Sunday, November 8, 2009

Judge Deborah Knott interviews Margaret Maron

(Note:  This "interview" first appeared on the Hachette web site.)

Deborah Knott: We first met when Sara Paretsky asked you to write a short story for A Woman's Eye, an anthology of short stories she edited in the early 90s, back when I was still practicing law. That story won an Agatha and set the tone for my career. Did you know right away that I was going to run for a district court bench?

Margaret Maron: You've surprised me more than once, Deborah, but not with your desire to be a judge. You pretend it's because you like telling people what to do, but we both know that despite your veneer of flip cynicism, you do hope to make a difference in Colleton County, North Carolina. That's why you keep bringing up issues that affect our state and the people who live here. You care about polluting our sounds and our rivers, about over-development of our mountain tops and sea shores, about the plight of migrant workers and domestic violence.

DK: Hmmm. Maybe, but why did you have to go and saddle me with eleven older brothers? Our readers grumble that they have trouble keeping them straight. Even I have to stop and count up sometimes.

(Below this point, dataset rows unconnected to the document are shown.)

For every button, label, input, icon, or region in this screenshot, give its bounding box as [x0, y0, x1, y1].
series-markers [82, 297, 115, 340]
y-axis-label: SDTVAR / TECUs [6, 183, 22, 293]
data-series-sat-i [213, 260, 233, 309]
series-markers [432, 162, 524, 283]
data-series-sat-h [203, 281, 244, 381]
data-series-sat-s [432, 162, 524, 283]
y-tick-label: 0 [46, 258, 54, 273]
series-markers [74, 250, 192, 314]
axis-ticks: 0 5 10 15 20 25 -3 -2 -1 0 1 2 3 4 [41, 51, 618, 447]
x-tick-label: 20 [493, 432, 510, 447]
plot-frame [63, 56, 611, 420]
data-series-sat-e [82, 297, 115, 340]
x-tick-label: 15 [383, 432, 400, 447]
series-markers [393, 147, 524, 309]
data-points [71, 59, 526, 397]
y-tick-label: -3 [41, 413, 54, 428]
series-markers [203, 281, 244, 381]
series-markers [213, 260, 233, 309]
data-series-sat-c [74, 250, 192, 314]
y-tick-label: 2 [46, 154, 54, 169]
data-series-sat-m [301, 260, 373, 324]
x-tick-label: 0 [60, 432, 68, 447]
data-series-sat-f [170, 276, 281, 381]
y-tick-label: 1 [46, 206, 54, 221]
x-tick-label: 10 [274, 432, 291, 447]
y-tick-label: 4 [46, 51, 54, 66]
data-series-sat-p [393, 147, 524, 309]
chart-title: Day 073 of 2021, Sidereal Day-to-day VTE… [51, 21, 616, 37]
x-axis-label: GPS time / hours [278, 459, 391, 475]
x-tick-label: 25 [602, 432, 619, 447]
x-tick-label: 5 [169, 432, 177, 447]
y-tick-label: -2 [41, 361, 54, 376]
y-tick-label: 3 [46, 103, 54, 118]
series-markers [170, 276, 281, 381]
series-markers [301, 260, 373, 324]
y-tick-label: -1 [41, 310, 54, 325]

MM: I figured it'd take a big family to keep you in line. And readers shouldn't grumble. A family tree is printed in the front of every book they play a part in and whenever I mention a brother by name, I do explain who he is if it's really necessary to know. It's the same when someone marries into a strange family. They don't know why the relatives snicker every time Uncle Benjamin's name comes up or why they've been warned never to ask about Aunt Sarah's first husband. With time comes familiarity. Your brothers range from the older ones who may have dropped out of high school to the younger who have advanced degrees. It gives us a representative range of the people who inhabit the county with you.

DK: Do you come from a big family yourself?

MM: Not really. I'm the middle of three two siblings, but one of my grandmothers had ten and I was always fascinated by the dynamics of that large family. Some of the older children were married before the youngest was born.

DK: But you did grow up on a working farm like I did, right?

MM: I did. Chopping corn and weeding peanuts in the spring, housing the tobacco in the heat of summer, picking cotton in the fall. As we both know, working in green tobacco is a hot, dirty job. I'm glad to have done it, but I'm even happier that I never have to do it again.

DK: You didn't go to law school, but—

MM: —but I did take some paralegal courses so I'd have a bit of the jargon.

DK: All the same, you don't have a law degree. How do you know legal technical terms and how I would rule on any particular case?

MM: Email is a wonderful research tool. Over the years, I've met many generous attorneys and judges who have offered to act as resources. I can dream up amusing or illustrative cases for you to hear and then I email them to say, "Here's what I've given Deborah to rule on. What sort of penalties or fines would she give the guilty parties?" They come back almost within the hour with all the legalese I need. When I finish a book, I send the manuscript to my three favorite judges in Wilmington, NC. After they've read it, I drive down and take them out to dinner for an intensive critique session. Without them, you would have been disbarred ages ago.

DK: Next time you take them to dinner, spring for a bottle of good wine and put it on my tab.

MM: Your tab?

DK: You deal in fiction, don't you? Let's go back to something you said earlier about how I've surprised you at times. Aren't you supposed to know everything I'm going to do before I do it?

MM: One would think. But I had no idea that (a) you were ever going to get married and settle down; or that (b) it was going to be with Deputy Dwight Bryant, a man you've known your whole life. If I'd had a clue, I would have given him a better name. "Dwight Bryant" doesn't exactly roll off the tongue, does it? On the other hand, he appeared on the scene a few years before you in a stand-alone book titled Bloody Kin, and was never meant to be a major character. When you came along, he was already there. I thought he could be your eye into the sheriff's department and a handy escort when you were between lovers. Could've knocked me over with a broomstraw when I realized what was happening.

DK: You were surprised? What about me? When he proposed in Slow Dollar, I thought it was for pragmatic reasons only. I was totally unnerved to find myself falling wildly in love with him after we were engaged.

MM: Well, our readers seem happy that it's all worked out like this. However, given the tragic ends to the mates of so many sleuths, I've had a bundle of mail from people worried about him. I've had to promise that you won't cheat on him, divorce him, or slip Terro Ant Killer into his iced tea.

DK: Listen, you harm one single hair on his head and I'll—

MM: Don't worry. He's safe.

DK: Good. After solving so many murders since we met, I'd hate to be hauled in for killing you.